The next day, Ellice had got an address written down, and said to Holcombe:

“If you care to go with me, we will go and look after this lace-merchant this morning.”

Holcombe's heart gave a great throb as he asked carelessly to see the address: “Jacob Zimmermann, 25 Juden-Strasse.”

“I don't know much about laces,” he answered, “but I will go with pleasure.”

“It feels like going on an adventure, like something you read of in a book,” said Ellice, “this penetrating into the privacy of those tumble-down dens of the Juden-Strasse.”

“Well,” returned Holcombe quietly, “it does give one the idea.”

They rang at the door No. 25, and the merry, mischievous face he had seen once at the window greeted Henry as he entered. They inquired for Herr Zimmermann.

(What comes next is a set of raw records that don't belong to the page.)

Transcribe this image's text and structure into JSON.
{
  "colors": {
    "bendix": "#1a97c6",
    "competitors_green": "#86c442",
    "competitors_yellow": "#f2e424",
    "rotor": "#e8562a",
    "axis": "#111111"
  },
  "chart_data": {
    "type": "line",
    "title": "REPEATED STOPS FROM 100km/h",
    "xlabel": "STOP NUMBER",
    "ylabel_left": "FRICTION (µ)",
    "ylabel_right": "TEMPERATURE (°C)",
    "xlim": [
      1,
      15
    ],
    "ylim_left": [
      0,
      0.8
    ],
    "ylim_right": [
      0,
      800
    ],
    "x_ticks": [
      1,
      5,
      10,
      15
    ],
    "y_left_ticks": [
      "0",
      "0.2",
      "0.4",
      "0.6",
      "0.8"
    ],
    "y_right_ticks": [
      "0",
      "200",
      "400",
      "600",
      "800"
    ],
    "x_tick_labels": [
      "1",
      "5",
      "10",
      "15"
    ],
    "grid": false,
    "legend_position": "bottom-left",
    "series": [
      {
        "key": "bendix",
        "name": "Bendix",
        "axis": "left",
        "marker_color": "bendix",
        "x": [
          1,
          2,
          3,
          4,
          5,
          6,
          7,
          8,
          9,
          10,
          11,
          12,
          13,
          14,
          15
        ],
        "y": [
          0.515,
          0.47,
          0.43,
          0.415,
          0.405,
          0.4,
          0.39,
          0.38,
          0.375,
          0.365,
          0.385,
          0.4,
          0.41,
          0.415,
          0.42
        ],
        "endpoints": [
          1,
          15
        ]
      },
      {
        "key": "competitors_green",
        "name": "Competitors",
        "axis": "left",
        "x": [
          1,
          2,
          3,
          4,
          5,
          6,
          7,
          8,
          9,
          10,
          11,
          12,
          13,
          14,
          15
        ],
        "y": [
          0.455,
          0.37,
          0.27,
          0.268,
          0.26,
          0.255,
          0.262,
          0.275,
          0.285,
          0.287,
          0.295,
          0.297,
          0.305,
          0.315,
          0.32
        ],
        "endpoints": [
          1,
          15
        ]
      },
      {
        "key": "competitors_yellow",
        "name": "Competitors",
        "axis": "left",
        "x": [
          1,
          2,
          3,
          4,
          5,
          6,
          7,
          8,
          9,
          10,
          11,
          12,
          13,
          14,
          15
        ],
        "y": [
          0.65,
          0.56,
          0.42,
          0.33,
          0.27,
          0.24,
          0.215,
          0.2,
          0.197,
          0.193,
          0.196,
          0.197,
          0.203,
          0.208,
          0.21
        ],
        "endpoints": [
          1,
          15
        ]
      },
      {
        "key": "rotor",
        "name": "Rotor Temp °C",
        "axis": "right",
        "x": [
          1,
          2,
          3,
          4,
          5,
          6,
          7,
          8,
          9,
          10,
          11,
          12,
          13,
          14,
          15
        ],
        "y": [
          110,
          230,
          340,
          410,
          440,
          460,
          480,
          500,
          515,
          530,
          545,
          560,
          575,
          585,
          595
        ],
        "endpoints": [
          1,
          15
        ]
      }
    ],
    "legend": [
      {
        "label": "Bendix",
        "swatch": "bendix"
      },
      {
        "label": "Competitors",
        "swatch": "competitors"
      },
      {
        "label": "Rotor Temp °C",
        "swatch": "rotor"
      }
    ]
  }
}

“Oh!” said the girl, laughing and looking astonished, “he is up on the third floor. Shall I show you the way? But he is ill, and, as he lives all alone, he has got into very queer ways.”

They went up, guided by the laughing girl, who rattled on as she preceded them.

“Gentlemen like you most often inquire for us, for my father, I mean, and no one ever comes to see old Zimmermann except some wrinkled old ladies, and heaven knows how they find him out; and as to Herr Löwenberg, he is a stranger and has no friends.”